A local resident rides a bicycle past a church in Xiaoshan, a commercial suburb of Hangzhou, the capital of China's east Zhejiang province December 21, 2006. | Reuters/Lang Lang/Files

Chinese officials in Shanxi province have demolished a large church, sparking fears of a wider crackdown on Christians as the government prepares to implement new regulations on religion.

On Sunday, police cordoned off the area around the Golden Lampstand Church in Linfen, before detonating the explosives that were placed inside. After the initial explosion, the remaining pieces of the church were broken apart with diggers and jackhammers.

A pastor of a nearby church said that there were "more police than I could count" preventing worshippers from approaching the site.

"My heart was sad to see this demolition and now I worry about more churches being demolished, even my own. This church was built in 2008, there's no reason for them to destroy it now," he said.

A church member who spoke on condition of anonymity told Radio Free Asia (RFA) that the demolition was conducted by "anti-riot team, quite large."

When asked if the congregants were beaten by the police, the church member said they had not. But before hanging up, the church member quickly told RFA, "I'm under house arrest now."

Head pastor Yang Rongli said that Golden Lampstand was built at the cost of 17 million yuan (US$2.6 million).

China Aid, a Texas-based Christian human rights organization, reported that the church has been facing government pressure since it was built 2009.

"China repeatedly cracks down on house churches, which are churches that refuse to register, often to opt out of government monitoring. Officials often prosecute such choices, however, and some of Golden Lampstand Church's leaders have been imprisoned for one to seven years, simply for serving at their church," the organization said in a statement on Tuesday.
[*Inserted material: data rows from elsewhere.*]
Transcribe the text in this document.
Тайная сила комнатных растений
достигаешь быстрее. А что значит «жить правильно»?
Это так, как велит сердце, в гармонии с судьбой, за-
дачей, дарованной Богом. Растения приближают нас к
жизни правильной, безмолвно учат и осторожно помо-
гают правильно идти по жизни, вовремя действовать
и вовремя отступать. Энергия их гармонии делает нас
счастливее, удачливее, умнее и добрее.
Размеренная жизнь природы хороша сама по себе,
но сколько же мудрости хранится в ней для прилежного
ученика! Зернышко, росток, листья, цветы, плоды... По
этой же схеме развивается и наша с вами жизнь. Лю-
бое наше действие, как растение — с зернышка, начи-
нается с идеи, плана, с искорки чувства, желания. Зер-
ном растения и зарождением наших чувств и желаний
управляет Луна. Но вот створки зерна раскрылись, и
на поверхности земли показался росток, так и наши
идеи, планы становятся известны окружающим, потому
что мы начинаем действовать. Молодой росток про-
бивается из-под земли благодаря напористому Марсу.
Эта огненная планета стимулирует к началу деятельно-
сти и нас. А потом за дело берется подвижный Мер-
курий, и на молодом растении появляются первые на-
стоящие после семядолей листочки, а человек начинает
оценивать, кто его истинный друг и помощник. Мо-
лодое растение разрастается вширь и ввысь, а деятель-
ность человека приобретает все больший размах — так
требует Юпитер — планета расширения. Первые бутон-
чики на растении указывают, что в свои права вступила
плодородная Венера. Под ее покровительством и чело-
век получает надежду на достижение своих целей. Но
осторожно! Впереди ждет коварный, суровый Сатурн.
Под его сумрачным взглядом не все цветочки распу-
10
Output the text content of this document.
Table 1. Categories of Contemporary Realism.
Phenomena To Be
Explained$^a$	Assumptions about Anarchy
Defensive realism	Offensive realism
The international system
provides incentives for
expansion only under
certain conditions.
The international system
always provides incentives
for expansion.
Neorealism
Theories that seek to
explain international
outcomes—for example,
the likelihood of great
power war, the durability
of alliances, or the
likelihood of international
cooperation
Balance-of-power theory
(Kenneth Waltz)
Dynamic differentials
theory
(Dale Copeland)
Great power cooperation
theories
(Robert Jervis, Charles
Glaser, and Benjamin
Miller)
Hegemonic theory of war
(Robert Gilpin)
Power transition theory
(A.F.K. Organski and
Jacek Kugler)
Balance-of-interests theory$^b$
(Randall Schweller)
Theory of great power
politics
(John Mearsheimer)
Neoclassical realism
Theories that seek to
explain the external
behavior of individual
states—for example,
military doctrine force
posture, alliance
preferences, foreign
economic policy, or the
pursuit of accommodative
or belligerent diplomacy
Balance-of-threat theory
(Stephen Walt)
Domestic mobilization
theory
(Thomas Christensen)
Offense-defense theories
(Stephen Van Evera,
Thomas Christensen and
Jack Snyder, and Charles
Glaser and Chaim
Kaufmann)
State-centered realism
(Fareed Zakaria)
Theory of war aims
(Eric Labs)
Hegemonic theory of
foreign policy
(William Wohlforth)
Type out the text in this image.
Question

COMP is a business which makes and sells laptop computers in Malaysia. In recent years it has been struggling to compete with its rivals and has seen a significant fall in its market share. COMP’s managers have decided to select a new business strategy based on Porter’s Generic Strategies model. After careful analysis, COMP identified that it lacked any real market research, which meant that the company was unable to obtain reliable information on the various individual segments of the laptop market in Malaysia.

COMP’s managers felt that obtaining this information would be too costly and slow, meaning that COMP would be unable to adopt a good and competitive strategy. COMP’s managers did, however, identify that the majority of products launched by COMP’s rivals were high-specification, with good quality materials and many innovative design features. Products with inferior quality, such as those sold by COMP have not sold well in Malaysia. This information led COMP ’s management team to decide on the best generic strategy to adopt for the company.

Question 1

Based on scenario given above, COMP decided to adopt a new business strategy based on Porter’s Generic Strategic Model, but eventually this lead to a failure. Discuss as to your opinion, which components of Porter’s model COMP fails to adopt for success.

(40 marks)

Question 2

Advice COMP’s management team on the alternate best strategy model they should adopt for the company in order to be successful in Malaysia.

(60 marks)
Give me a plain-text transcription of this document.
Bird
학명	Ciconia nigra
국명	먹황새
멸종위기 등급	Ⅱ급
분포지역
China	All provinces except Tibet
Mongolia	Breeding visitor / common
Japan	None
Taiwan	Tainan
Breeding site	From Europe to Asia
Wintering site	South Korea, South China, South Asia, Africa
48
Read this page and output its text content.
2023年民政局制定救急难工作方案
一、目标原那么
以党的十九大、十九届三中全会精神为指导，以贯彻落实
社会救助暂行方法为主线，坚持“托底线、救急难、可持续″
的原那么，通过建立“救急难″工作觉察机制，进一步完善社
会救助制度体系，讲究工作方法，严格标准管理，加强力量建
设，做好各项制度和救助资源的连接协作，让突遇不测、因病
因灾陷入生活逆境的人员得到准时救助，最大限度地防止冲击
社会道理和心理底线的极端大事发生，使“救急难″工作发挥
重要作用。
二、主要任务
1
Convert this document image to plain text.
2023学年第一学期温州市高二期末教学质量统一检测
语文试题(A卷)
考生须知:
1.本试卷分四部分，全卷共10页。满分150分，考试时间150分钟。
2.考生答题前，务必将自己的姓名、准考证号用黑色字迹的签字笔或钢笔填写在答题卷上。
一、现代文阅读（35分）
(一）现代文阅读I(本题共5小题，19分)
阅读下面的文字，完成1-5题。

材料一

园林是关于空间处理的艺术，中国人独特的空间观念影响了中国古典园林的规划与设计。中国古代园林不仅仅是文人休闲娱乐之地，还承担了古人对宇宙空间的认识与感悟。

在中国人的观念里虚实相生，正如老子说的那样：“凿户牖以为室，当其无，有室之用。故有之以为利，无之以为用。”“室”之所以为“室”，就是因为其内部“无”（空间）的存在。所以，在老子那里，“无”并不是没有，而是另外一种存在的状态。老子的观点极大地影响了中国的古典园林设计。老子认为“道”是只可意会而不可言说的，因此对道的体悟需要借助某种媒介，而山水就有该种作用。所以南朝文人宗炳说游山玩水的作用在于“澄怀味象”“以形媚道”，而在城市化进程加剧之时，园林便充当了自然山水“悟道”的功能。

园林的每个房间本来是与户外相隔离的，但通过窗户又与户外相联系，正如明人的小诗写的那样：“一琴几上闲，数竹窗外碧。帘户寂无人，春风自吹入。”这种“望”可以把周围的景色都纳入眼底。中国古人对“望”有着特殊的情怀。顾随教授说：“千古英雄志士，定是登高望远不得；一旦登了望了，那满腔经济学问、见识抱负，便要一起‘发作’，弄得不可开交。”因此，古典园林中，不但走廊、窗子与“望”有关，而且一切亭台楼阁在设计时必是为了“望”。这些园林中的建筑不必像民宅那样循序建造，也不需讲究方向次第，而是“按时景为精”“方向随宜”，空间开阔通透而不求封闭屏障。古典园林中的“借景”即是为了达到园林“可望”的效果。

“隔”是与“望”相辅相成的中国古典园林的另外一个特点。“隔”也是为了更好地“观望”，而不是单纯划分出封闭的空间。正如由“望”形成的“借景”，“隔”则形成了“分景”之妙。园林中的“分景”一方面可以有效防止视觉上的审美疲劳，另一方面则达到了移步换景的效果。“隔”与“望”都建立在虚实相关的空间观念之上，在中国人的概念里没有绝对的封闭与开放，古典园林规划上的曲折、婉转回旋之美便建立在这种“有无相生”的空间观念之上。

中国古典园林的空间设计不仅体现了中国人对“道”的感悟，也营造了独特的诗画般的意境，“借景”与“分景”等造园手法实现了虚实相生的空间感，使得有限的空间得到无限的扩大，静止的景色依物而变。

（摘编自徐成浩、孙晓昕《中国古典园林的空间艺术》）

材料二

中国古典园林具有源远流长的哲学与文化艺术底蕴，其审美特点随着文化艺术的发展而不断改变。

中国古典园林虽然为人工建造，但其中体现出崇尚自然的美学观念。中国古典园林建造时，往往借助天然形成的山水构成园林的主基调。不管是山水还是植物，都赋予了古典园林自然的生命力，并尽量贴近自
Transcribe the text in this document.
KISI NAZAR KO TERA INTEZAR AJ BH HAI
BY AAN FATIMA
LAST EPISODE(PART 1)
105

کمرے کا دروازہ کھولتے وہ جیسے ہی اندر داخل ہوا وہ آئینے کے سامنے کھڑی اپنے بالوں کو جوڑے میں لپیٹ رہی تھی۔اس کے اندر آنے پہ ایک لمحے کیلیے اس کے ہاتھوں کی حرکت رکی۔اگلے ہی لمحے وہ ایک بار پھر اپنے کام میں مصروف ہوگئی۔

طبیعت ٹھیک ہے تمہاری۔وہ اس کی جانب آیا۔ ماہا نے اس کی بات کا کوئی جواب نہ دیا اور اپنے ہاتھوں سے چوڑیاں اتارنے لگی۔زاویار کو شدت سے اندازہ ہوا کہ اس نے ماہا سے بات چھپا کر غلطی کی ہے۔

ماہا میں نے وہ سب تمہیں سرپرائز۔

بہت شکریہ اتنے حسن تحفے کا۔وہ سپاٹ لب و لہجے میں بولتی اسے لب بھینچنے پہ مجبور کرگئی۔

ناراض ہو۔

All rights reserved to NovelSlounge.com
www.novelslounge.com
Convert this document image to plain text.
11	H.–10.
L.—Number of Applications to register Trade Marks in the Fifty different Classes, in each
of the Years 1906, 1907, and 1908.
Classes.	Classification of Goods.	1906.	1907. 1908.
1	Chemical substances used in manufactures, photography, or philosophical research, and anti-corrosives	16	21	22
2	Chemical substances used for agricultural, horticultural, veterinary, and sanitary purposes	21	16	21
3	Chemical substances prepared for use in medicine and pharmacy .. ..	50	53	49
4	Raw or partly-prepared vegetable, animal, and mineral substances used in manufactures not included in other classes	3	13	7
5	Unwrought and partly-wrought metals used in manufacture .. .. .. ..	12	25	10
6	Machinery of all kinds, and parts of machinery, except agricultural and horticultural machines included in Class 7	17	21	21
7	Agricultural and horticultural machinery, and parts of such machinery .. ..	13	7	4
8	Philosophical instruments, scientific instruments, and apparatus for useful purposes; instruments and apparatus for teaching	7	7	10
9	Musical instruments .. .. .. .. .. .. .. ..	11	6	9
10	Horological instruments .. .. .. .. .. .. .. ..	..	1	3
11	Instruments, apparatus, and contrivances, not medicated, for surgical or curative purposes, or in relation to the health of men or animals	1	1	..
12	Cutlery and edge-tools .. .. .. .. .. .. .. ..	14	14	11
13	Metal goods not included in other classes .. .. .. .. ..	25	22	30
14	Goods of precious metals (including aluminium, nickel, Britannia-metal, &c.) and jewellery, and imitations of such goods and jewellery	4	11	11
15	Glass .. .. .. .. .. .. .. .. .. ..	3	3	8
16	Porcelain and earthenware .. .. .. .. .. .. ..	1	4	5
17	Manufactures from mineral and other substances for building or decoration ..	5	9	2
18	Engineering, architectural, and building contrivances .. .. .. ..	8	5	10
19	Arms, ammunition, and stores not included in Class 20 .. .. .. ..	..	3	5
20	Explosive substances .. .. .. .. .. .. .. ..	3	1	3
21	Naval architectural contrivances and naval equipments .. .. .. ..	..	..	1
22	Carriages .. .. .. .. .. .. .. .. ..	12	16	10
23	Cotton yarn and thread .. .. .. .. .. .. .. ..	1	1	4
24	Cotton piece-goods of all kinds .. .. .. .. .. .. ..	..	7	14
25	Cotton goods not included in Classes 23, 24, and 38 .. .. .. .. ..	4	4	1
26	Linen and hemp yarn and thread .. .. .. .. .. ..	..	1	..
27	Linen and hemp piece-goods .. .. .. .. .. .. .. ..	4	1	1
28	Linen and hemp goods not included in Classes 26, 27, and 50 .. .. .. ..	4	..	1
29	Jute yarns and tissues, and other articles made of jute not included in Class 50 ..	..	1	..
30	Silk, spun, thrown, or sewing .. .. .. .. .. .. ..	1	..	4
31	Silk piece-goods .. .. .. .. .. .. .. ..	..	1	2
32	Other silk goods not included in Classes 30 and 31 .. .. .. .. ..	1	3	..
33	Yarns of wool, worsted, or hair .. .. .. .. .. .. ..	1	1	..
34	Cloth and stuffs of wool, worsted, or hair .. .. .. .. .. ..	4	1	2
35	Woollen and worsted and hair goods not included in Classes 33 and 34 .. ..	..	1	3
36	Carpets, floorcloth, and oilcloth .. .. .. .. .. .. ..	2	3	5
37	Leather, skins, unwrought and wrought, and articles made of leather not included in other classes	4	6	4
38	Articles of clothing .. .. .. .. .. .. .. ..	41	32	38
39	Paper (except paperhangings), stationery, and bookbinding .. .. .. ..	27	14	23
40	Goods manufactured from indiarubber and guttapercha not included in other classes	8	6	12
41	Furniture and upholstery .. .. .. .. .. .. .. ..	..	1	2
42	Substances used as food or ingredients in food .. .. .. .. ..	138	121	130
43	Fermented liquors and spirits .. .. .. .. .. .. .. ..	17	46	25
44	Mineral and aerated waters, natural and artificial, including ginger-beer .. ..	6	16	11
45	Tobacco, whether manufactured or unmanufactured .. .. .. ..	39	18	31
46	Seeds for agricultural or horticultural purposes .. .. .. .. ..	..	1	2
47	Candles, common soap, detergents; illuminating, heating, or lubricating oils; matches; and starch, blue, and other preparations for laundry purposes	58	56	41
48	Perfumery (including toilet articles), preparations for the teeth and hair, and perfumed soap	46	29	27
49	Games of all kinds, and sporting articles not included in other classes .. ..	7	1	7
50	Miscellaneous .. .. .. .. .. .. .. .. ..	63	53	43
Yang was previously jailed for seven years on charges of "assembling a crowd to disturb traffic order" and has been put under police surveillance since she was released in October 2016.

As the church was being built in September 2009, around 400 officials reportedly came to the construction site and beat the church members who were sleeping there.

After learning of the beatings, Yang "Esther" Xue, the daughter of two of the church's pastors, tried to contact her parents at their home, but no one answered.

She later found out that both of her parents had been arrested on Oct. 11, 2009 for leading the house church. Her father, Yang Xuan had been imprisoned for three-and-a-half years, while her mother, Yang Caizhen, was sentenced to two years in a re-education labor camp, where she has reportedly suffered beatings.

The Golden Lampstand was the second church to be demolished in China in less than a month. In late December, local officials tore down a Catholic church that was built in 1999 in a small village in Shaanxi without giving a reason for the demolition.